Confidence: High, many consistent
transactions
What: Couple of employees (male and female, same age) visit a hotel in
the afternoon
Who: B. Tempestad and I.
Borrasca
Where: Chostus Hotel
When: January the 10th,
14th, and 17th, around 13:30
Significance: Little
Confidence: High, there are three
separate visits and transaction costs around 100
Spatiotemporal patterns:
What: Security employees appear to be living close toghether.
Who: I. Ferro, L.
Bodrogi, I. Vann, H. Osvaldo
Where: South-east Abila
When: N/A
Significance: High, there must be
close contacts between them.
Confidence: High, derived from
track data.
What: Security employees visit consistently 5 different places (A-E) in
different compositions
that
no other GAStech employee visits.
Who: I. Ferro, L.
Bodrogi, I. Vann, H. Osvaldo, M.Mies
Where: see Figure below
When: January, 7, 8, 9,
10, 11, 14, 15, 17, 18, consistently between 12:30 and 13:30
Significance: High, what do they do
there?
Confidence: High, cross-referenced
with credit-card data
What: Security employees visit (as only employees) the houses of the
executives
Who: I. Ferro, L.
Bodrogi, I. Vann, H. Osvaldo, M.Mies
Where: see Figure above
Significance: High, why do they
visit them?
Confidence: High, no other GAStech employee
pays a visit.
What: GPS signal noise
Who: E. Orilla
Where: Everywhere
When: Always
Significance: Little
Confidence: High
What: GPS signal noise
Who: A. Calzas
Where: Mostly in north
Abila
When: Always
Significance: Little
Confidence: High
What: Executives play golf on sunday
Who: Sanjorge,
Vasco-Pais, Barranco, Strum, Campo-Corrente
Where: Golf course (North
Abila)
When: Sundays
Significance: Little,
however, no-one else plays golf.
Confidence: High.
What: Missing data and living place for Sanjorge (always stays at a
hotel)
Who: S. Sanjorge Jr.
Where: Chostus Hotel
When: Always
Significance: Little
Confidence: High
MC2.3 – Like
most datasets, the data you were provided is imperfect, with possible issues
such as missing data, conflicting data, data of varying resolutions, outliers,
or other kinds of confusing data. Considering MC2 data is
primarily spatiotemporal, describe how you
identified and addressed the uncertainties and conflicts inherent in this data
to reach your conclusions in questions MC2.1 and MC2.2. Please limit your response to no more than
five images and 300 words.
For answering the two questions of this mini challenge, we certainly
had to take uncertainties and conflicts in the spatiotemporal data into
account. Below is an analysis:
From this analysis we know that an interpretation of the data may
cause certain observations to be invalid.
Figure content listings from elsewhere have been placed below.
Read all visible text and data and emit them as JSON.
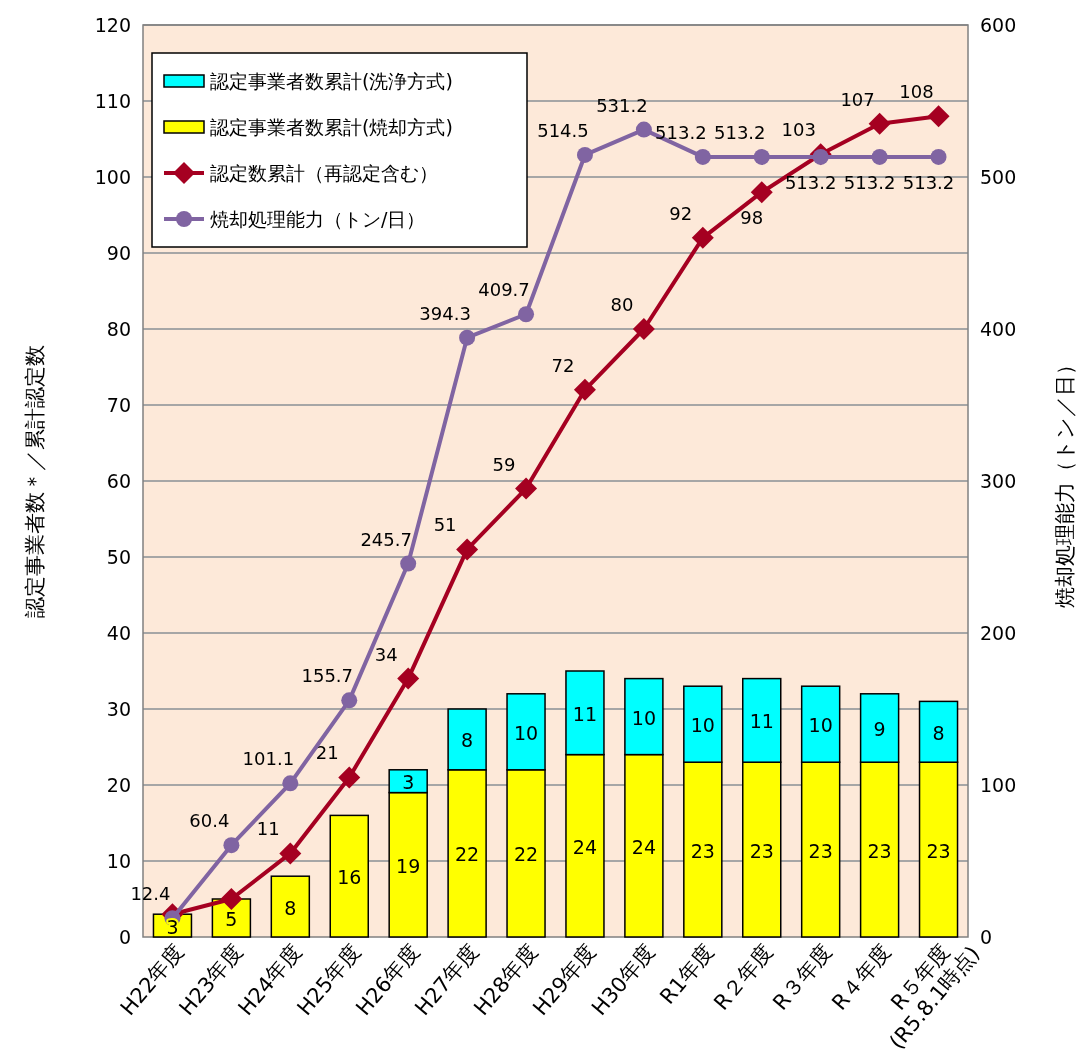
{
  "chart_data": {
    "type": "bar",
    "stacked": true,
    "legend": "top left",
    "grid": "y",
    "ylabel": "認定事業者数＊／累計認定数",
    "y2label": "焼却処理能力（トン／日）",
    "categories": [
      "H22年度",
      "H23年度",
      "H24年度",
      "H25年度",
      "H26年度",
      "H27年度",
      "H28年度",
      "H29年度",
      "H30年度",
      "R1年度",
      "R２年度",
      "R３年度",
      "R４年度",
      "R５年度\n(R5.8.1時点)"
    ],
    "ylim": [
      0,
      120
    ],
    "yticks": [
      0,
      10,
      20,
      30,
      40,
      50,
      60,
      70,
      80,
      90,
      100,
      110,
      120
    ],
    "y2lim": [
      0,
      600
    ],
    "y2ticks": [
      0,
      100,
      200,
      300,
      400,
      500,
      600
    ],
    "series": [
      {
        "name": "認定事業者数累計(焼却方式)",
        "color": "#ffff00",
        "data_labels": true,
        "values": [
          3,
          5,
          8,
          16,
          19,
          22,
          22,
          24,
          24,
          23,
          23,
          23,
          23,
          23
        ]
      },
      {
        "name": "認定事業者数累計(洗浄方式)",
        "color": "#00ffff",
        "data_labels": true,
        "values": [
          null,
          null,
          null,
          null,
          3,
          8,
          10,
          11,
          10,
          10,
          11,
          10,
          9,
          8
        ]
      },
      {
        "name": "認定数累計（再認定含む）",
        "type": "line",
        "color": "#a50021",
        "marker": "diamond",
        "values": [
          3,
          5,
          11,
          21,
          34,
          51,
          59,
          72,
          80,
          92,
          98,
          103,
          107,
          108
        ],
        "value_labels": [
          null,
          null,
          "11",
          "21",
          "34",
          "51",
          "59",
          "72",
          "80",
          "92",
          "98",
          "103",
          "107",
          "108"
        ]
      },
      {
        "name": "焼却処理能力（トン/日）",
        "type": "line",
        "axis": "y2",
        "color": "#8064a2",
        "marker": "circle",
        "data_labels": true,
        "values": [
          12.4,
          60.4,
          101.1,
          155.7,
          245.7,
          394.3,
          409.7,
          514.5,
          531.2,
          513.2,
          513.2,
          513.2,
          513.2,
          513.2
        ]
      }
    ]
  }
}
Here is how we addressed these
potential issues that come with the data. We started with visualizing all track
data and looked for anomalies, e.g, whether (part of the) tracks are missing at
one or more days. If so, then we could investigate those occurrences further
with creditcard data (see Figures below for an example). Credit card data could
also be used to check for timers that are out of sync, by comparing the time of
the transactions with the time interval that a car is parked.